The hand that’s punching Scrawny slings my way—lightning fast, before returning to Scrawny’s face. A few of the knuckles catch me in the cheek hard enough to knock me off his back. I land in the grass, clutching my face as tears fill my eyes.
“Oh my God,” I whisper as Ass-Kicker’s gaze finds mine.
His eyes widen and his mouth drops open. “Jesus, baby. I’m sorry.”
“You’re going to kill him!” I scramble to my feet and run toward the door that leads back to the casino’s hallway, but I’ve only taken a few steps when sirens start to wail. Not sirens like an ambulance, but sirens like an alarm system. I’m frozen mid-step when a heavy arm locks around my waist. A deep voice purrs in my ear, “I’ll show you the party.”
The siren, accompanied by flashing red lights, is definitely of the security type. One of the cameras must have seen the fight.
Or me. I did run away from someone claiming to be a security guard, after all.
I tense, imagining scenarios as terrible as getting kidnapped or splashed across the inside pages of a tabloid, and the guy’s grip on me gentles. “I’m a good guy. Swear.”
Then he tugs me through the door, into the casino. I see a flash of light—red light, coming from chandeliers—and then I glimpse the security guard I escaped from. His dark eyes widen and his mouth pulls open into a snarl. “Ma’am—” he growls, and before he can get another word out, I am jerked in the opposite direction.

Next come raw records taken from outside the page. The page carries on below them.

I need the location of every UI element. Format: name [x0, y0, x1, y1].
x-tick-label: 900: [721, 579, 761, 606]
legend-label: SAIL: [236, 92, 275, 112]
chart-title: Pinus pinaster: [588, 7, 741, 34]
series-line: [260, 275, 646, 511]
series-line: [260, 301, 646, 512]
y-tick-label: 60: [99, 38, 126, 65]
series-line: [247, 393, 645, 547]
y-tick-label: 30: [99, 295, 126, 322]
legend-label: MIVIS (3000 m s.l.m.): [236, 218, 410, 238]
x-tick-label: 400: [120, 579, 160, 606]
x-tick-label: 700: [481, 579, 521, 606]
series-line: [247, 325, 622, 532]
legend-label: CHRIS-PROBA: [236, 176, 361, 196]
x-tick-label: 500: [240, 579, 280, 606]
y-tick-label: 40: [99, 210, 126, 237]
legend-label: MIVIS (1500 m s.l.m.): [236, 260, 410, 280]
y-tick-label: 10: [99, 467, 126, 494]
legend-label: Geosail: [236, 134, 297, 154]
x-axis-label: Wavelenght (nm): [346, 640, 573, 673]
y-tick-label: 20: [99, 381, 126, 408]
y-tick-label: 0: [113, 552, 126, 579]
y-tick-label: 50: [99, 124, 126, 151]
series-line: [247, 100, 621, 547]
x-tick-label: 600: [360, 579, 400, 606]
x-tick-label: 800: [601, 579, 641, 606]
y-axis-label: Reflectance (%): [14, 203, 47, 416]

I’m moving because Ass-Kicker is pulling me. He’s pushing me. He’s bloody and he’s gorgeous and he’s trouble. I should run the opposite way, but Ass-Kicker seems to know where he’s going—and I’m clueless.

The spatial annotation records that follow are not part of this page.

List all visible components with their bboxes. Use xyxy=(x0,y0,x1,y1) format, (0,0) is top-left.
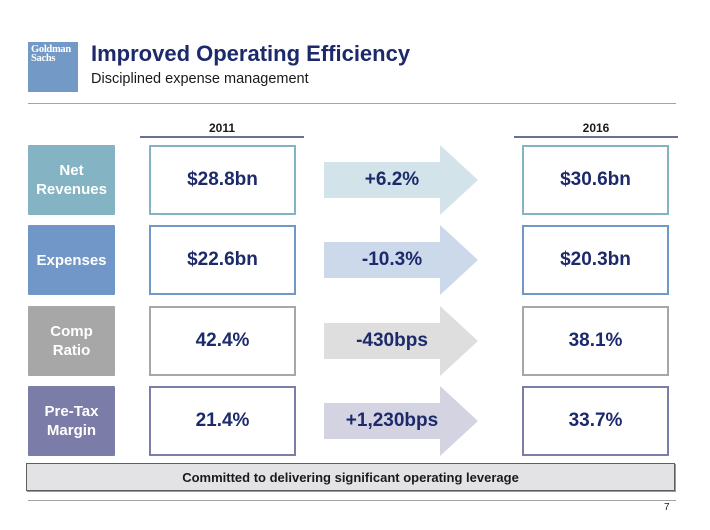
footer-divider xyxy=(28,500,676,501)
end-value-box: 38.1% xyxy=(522,306,669,376)
end-year-header: 2016 xyxy=(582,121,610,135)
metric-label: Pre-Tax Margin xyxy=(28,386,115,456)
change-arrow: -430bps xyxy=(324,306,478,376)
arrow-shape-icon xyxy=(324,386,478,456)
arrow-shape-icon xyxy=(324,225,478,295)
start-year-underline xyxy=(140,136,304,138)
metric-label: Expenses xyxy=(28,225,115,295)
start-value-box: $22.6bn xyxy=(149,225,296,295)
page-number: 7 xyxy=(664,502,670,513)
header-divider xyxy=(28,103,676,104)
end-value-box: 33.7% xyxy=(522,386,669,456)
goldman-sachs-logo: Goldman Sachs xyxy=(28,42,78,92)
metric-label: Net Revenues xyxy=(28,145,115,215)
start-value-box: $28.8bn xyxy=(149,145,296,215)
change-value: -10.3% xyxy=(361,249,423,270)
start-value-box: 21.4% xyxy=(149,386,296,456)
arrow-shape-icon xyxy=(324,306,478,376)
summary-banner: Committed to delivering significant oper… xyxy=(26,463,675,491)
start-year-header: 2011 xyxy=(208,121,236,135)
start-value-box: 42.4% xyxy=(149,306,296,376)
logo-line-1: Goldman xyxy=(31,44,71,55)
end-value-box: $30.6bn xyxy=(522,145,669,215)
change-arrow: +6.2% xyxy=(324,145,478,215)
change-value: +1,230bps xyxy=(345,410,439,431)
page-subtitle: Disciplined expense management xyxy=(91,71,309,87)
logo-line-2: Sachs xyxy=(31,53,56,64)
change-value: +6.2% xyxy=(364,169,420,190)
change-arrow: -10.3% xyxy=(324,225,478,295)
arrow-shape-icon xyxy=(324,145,478,215)
change-arrow: +1,230bps xyxy=(324,386,478,456)
end-year-underline xyxy=(514,136,678,138)
page-title: Improved Operating Efficiency xyxy=(91,41,411,66)
end-value-box: $20.3bn xyxy=(522,225,669,295)
change-value: -430bps xyxy=(356,330,428,351)
metric-label: Comp Ratio xyxy=(28,306,115,376)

We run through a few card parlors and down several crowded halls, up two sets of stairs and into a sleeker, quieter hall before he tugs me into a bathroom that looks more like a formal dressing room.
I’m not sure who drops whose hand, but suddenly I’m just standing there panting, in between a long, Victorian-style burgundy sofa pushed against one wall and a row of clam-shaped, white marble sinks topped with oversized King Edward mirrors on the opposite wall. The bathroom is empty, so my frantic breaths echo off the mahogany stalls.